The next instant he sat up, flushing all over. And Annie Lawless blushed too.

"Yes, I'm all right, perfectly right," he muttered, and tried to laugh. "It's only this infernal heat," supporting his head in a strange fashion as if he feared it would drop off.

"Yes, it is awfully hot," Annie answered. "Is that the model for the cylinder press?" she asked presently. "I've heard Father speak of your inventions."

Emil, whose head was still giddy, had a childish wish that she would come near him again and put those hands, covered with rings, on his brow. He looked at her as she stood speaking.

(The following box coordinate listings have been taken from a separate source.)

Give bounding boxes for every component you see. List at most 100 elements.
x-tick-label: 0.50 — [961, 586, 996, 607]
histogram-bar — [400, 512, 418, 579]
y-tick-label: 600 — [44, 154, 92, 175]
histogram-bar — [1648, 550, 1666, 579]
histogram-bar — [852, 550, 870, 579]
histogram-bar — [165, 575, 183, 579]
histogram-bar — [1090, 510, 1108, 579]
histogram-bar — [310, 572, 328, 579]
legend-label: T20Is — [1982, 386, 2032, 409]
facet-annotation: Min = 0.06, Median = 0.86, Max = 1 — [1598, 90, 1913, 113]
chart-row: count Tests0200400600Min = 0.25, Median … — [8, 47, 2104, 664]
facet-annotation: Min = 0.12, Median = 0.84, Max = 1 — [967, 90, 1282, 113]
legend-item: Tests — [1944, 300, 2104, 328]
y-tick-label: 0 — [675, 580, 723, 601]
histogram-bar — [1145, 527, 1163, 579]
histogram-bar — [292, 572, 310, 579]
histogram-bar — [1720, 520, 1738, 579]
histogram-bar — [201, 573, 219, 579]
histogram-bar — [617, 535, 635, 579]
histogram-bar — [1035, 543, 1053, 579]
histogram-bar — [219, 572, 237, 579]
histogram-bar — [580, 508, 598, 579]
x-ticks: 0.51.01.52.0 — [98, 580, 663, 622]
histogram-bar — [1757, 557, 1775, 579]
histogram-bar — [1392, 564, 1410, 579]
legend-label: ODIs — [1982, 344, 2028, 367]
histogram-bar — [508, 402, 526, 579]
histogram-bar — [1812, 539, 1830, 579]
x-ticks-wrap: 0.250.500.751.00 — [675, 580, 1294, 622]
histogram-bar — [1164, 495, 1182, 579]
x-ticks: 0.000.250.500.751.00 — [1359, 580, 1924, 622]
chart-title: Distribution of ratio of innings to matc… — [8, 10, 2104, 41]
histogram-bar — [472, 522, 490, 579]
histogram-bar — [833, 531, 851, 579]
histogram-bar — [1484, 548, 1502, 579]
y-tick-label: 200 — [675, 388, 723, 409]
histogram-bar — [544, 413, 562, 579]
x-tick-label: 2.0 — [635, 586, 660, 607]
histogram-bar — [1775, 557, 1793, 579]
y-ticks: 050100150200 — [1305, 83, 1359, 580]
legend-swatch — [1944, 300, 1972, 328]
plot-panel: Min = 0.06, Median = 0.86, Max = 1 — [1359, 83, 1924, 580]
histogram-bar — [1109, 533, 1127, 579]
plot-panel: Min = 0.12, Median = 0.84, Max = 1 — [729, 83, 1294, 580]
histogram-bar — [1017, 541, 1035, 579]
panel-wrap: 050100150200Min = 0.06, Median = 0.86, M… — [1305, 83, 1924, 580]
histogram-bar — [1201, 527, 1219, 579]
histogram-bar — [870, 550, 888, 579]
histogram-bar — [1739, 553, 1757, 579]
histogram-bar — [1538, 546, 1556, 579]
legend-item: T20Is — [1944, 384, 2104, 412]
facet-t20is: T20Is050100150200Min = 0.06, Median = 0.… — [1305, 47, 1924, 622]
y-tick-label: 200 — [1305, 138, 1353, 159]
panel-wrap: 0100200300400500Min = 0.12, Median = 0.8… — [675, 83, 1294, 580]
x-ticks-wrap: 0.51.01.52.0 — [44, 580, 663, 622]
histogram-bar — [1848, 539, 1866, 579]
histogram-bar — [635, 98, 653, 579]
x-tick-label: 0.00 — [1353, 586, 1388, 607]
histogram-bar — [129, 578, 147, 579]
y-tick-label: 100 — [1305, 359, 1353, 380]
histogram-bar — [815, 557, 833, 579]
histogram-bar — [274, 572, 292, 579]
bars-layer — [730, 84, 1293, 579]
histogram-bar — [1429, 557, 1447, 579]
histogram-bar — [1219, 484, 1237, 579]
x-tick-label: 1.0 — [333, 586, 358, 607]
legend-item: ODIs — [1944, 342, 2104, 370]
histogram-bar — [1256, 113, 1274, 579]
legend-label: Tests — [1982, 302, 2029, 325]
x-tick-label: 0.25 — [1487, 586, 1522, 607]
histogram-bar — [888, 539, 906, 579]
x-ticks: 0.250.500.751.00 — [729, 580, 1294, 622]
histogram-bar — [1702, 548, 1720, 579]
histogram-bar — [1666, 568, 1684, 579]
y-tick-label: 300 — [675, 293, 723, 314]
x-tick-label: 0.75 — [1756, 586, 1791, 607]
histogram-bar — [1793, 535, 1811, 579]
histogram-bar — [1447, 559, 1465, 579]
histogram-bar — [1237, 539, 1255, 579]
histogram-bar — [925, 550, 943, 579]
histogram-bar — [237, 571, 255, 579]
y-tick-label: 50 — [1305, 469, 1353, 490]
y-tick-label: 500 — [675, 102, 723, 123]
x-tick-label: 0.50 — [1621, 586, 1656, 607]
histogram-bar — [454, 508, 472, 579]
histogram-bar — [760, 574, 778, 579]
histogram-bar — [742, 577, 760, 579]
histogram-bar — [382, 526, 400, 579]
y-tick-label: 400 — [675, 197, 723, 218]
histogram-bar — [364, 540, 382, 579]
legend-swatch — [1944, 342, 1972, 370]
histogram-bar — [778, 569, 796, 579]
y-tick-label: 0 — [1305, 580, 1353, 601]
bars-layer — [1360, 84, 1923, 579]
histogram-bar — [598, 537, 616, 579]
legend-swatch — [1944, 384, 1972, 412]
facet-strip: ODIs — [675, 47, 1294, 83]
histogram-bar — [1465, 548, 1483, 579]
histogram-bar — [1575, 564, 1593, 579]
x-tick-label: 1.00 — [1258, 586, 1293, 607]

When she turned sidewise he noticed dreamily how small her waist was, he believed he could span it with his two hands; and her nose was slightly hooked, which combined with her quick movements, gave her somewhat of the appearance of a bird.

"I've heard Papa say that he thinks your press is going to be a big thing," she continued, "but I should think he ought to give you a better place to work in."

At these words Emil roused himself. He had not known before that Mr. Lawless believed in the press. "Why yes, if I had a decent place to work in—" he began.

"Papa ought to pay you more money," she said with conviction. "Why, he used to have a man who invented things and he gave him special rooms and a fine salary besides. Papa says a man with the inventive bee in his bonnet isn't fit to look after himself. But that man was," she concluded, "for he left Papa one day in the lurch and went to inventing things on his own account, and since then he has made a pile of money. You'll do that too if they aren't careful."